Sandra YaxleyOAM

Personal information
- Full name: Sandra Yaxley
- Nationality: Australia
- Born: 1968 (age 57–58)

Medal record
Swimming
Paralympic Games
| Gold medal – first place | 1988 Seoul | Women's 100 m Freestyle C6 |
| Gold medal – first place | 1992 Barcelona | Women's 4x50 m Freestyle S1–6 |
| Silver medal – second place | 1988 Seoul | Women's 50 m Backstroke C6 |
| Bronze medal – third place | 1992 Barcelona | Women's 100 m Freestyle S6 |

= Sandra Yaxley =

Australian Paralympic swimmer

Sandra Yaxley is a cerebral palsy Australian Paralympic swimmer.
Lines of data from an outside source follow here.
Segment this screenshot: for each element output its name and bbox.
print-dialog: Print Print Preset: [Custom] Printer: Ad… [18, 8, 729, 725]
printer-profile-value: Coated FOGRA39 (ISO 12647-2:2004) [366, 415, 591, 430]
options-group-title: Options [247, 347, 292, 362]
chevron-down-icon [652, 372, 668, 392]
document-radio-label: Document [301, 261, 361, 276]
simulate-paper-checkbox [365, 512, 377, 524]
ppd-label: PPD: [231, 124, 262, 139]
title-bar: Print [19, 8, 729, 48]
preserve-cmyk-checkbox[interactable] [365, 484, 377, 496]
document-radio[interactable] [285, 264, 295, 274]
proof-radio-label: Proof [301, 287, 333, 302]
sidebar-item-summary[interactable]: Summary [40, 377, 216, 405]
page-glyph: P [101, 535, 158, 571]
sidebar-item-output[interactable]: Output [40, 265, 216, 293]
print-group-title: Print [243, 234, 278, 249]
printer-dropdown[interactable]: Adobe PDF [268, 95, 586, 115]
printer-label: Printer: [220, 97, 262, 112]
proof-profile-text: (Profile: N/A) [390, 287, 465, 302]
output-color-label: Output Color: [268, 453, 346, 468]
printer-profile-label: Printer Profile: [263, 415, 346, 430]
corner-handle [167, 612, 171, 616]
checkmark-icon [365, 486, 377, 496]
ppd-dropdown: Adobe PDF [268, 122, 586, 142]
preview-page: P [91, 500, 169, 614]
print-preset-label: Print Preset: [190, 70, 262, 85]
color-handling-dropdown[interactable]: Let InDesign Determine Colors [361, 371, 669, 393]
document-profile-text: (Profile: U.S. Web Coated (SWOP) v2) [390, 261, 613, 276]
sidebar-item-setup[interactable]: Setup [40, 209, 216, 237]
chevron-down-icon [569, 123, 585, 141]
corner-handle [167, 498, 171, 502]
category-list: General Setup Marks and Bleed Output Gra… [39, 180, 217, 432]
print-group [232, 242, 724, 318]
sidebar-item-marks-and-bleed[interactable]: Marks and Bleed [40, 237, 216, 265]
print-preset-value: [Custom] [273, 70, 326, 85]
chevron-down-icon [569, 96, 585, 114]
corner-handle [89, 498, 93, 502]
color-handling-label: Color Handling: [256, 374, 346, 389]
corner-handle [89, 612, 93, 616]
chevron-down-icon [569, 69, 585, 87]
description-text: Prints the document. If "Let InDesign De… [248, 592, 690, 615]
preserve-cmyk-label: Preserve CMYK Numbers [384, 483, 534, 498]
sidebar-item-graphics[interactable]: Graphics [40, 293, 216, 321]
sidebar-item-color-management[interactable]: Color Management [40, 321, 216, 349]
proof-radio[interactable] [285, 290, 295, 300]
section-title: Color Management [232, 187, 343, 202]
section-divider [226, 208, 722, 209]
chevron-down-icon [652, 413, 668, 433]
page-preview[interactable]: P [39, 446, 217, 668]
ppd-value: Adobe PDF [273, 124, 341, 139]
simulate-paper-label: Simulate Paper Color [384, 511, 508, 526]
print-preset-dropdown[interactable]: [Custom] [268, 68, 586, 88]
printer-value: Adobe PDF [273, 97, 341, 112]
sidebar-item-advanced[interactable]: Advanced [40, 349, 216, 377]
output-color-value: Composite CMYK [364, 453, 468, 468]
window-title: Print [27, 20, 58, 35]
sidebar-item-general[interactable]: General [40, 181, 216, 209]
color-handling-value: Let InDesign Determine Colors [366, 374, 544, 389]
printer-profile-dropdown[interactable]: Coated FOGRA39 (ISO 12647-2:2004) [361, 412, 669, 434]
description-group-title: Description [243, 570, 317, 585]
At the 1988 Seoul Games, she won a gold medal in the Women's 100 m Freestyle C6 and a silver medal in the Women's 50 m Backstroke C6. At the 1992 Barcelona Games, she won a gold medal in the Women's 4x50 m Freestyle S1–6 event and a bronze medal in the Women's 100 m Freestyle S6 event. She retired from swimming after the 1992 Paralympics but took up coaching disabled and able-bodied swimmers. She was coached by Wayne De Lacy.

Yaxley was originally from Tasmania and moved to Perth, Western Australia at an early age. She began swimming when she was four as a form of rehabilitation. She attended Swanbourne Senior High School. In 2000, she was awarded the Australian Sports Medal and in 2013 inducted into Swimming Western Australia Hall of Fame at the age of 44.

Yaxley's motto is "Let me try and, if I can't do it, I'll know, but if I can do it, then watch out world."